31 Agosto 2025 - Autore: Oscar Sanguinetti

Pubblichiamo una commemorazione del militante Francesco Barbesino

di Oscar Sanguinetti

Il particolare rapporto di amicizia che mi legava a lui, la non comune durata di questa amicizia nel tempo, l’entità del “capitale” di esperienza e di amore per la vita che mi ha trasferito mi impongono di ricordarlo a pochi giorni dalla sua scomparsa terrena. Non sono note biografiche vere e proprie, ma piuttosto brevi annotazioni e rapidi flash su quello che di lui mi è rimasto impresso nella memoria.

Ho conosciuto Francesco Barbesino, credo, nell’estate del 1971 e l’ho incontrato per l’ultima volta poco tempo dopo la morte di Teresa, sua moglie, quando già viveva da solo, assistito dalla badante ucraina.

Il primo incontro con lui fu di fronte all’ingresso secondario della chiesa di Santa Maria delle Grazie a Milano, in un torrido sabato pomeriggio di luglio.
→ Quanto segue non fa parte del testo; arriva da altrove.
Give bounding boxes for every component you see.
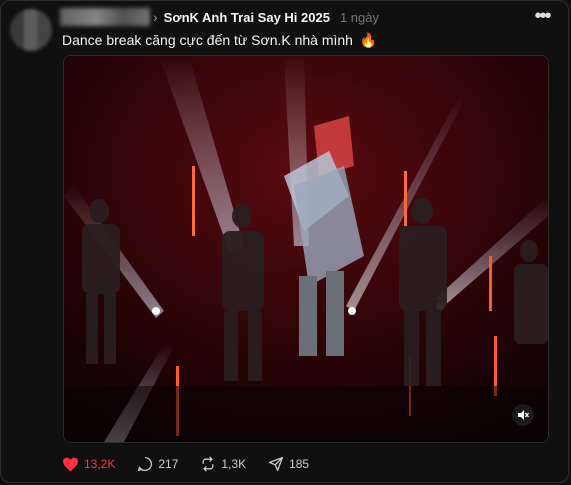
repost-icon: [202, 456, 214, 472]
neon-tube: [489, 256, 492, 311]
repost-count: 1,3K: [221, 457, 247, 471]
share-button[interactable]: 185: [268, 456, 309, 472]
share-count: 185: [289, 457, 310, 471]
like-button[interactable]: 13,2K: [62, 457, 115, 472]
neon-tube: [192, 166, 195, 236]
more-icon[interactable]: •••: [530, 5, 554, 27]
chevron-right-icon: ›: [153, 9, 158, 25]
fire-emoji: 🔥: [359, 32, 378, 48]
share-icon: [269, 456, 284, 472]
username-blurred[interactable]: [60, 8, 150, 26]
post-actions: 13,2K 217 1,3K 185: [62, 454, 331, 474]
mute-icon[interactable]: [512, 404, 534, 426]
comment-count: 217: [158, 457, 179, 471]
avatar[interactable]: [10, 9, 52, 51]
video-frame: [64, 56, 548, 442]
post-caption: Dance break căng cực đến từ Sơn.K nhà mì…: [62, 32, 377, 49]
like-count: 13,2K: [84, 457, 116, 471]
comment-icon: [138, 456, 153, 472]
post-header: › SơnK Anh Trai Say Hi 2025 1 ngày: [153, 8, 379, 26]
community-name[interactable]: SơnK Anh Trai Say Hi 2025: [164, 10, 330, 25]
repost-button[interactable]: 1,3K: [200, 456, 246, 472]
spotlight: [152, 307, 160, 315]
mute-glyph: [518, 410, 529, 420]
comment-button[interactable]: 217: [137, 456, 178, 472]
video-player[interactable]: [63, 55, 549, 443]
spotlight: [348, 307, 356, 315]
caption-text: Dance break căng cực đến từ Sơn.K nhà mì…: [62, 32, 353, 48]
heart-icon: [63, 457, 78, 471]
post-time: 1 ngày: [339, 9, 379, 25]
neon-tube: [404, 171, 407, 226]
Ricordo che, accompagnato da un amico per partecipare per la prima volta a una riunione di Alleanza Cattolica, che lì si teneva abitualmente, Francesco ci venne incontro, vestito di tutto punto in giacca e cravatta nonostante il caldo — ma poi apprenderò che si trattava di una sua caratteristica permanente, forse dovuta alla sua magrezza —, sorridente e con la mano tesa per stringere la mia e quella dell’amico.

Era stato un aderente della prima ora al progetto di Agostino Sanfratello e di Giovanni Cantoni di un’associazione di laici cattolici, fondata a ridosso del Sessantotto, per riprendere l’esperienza del cattolicesimo contro-rivoluzionario nel nostro Paese, finita con i Patti del 1929. La situazione a dir poco bollente degli atenei e delle fabbriche, investiti da una ondata rivoluzionaria di straordinaria potenza, mai ostacolata dai cattolici al potere, vedeva in questa opzione l’unica strada seria che aveva suggerito a molti giovani la modalità giusta per opporvisi.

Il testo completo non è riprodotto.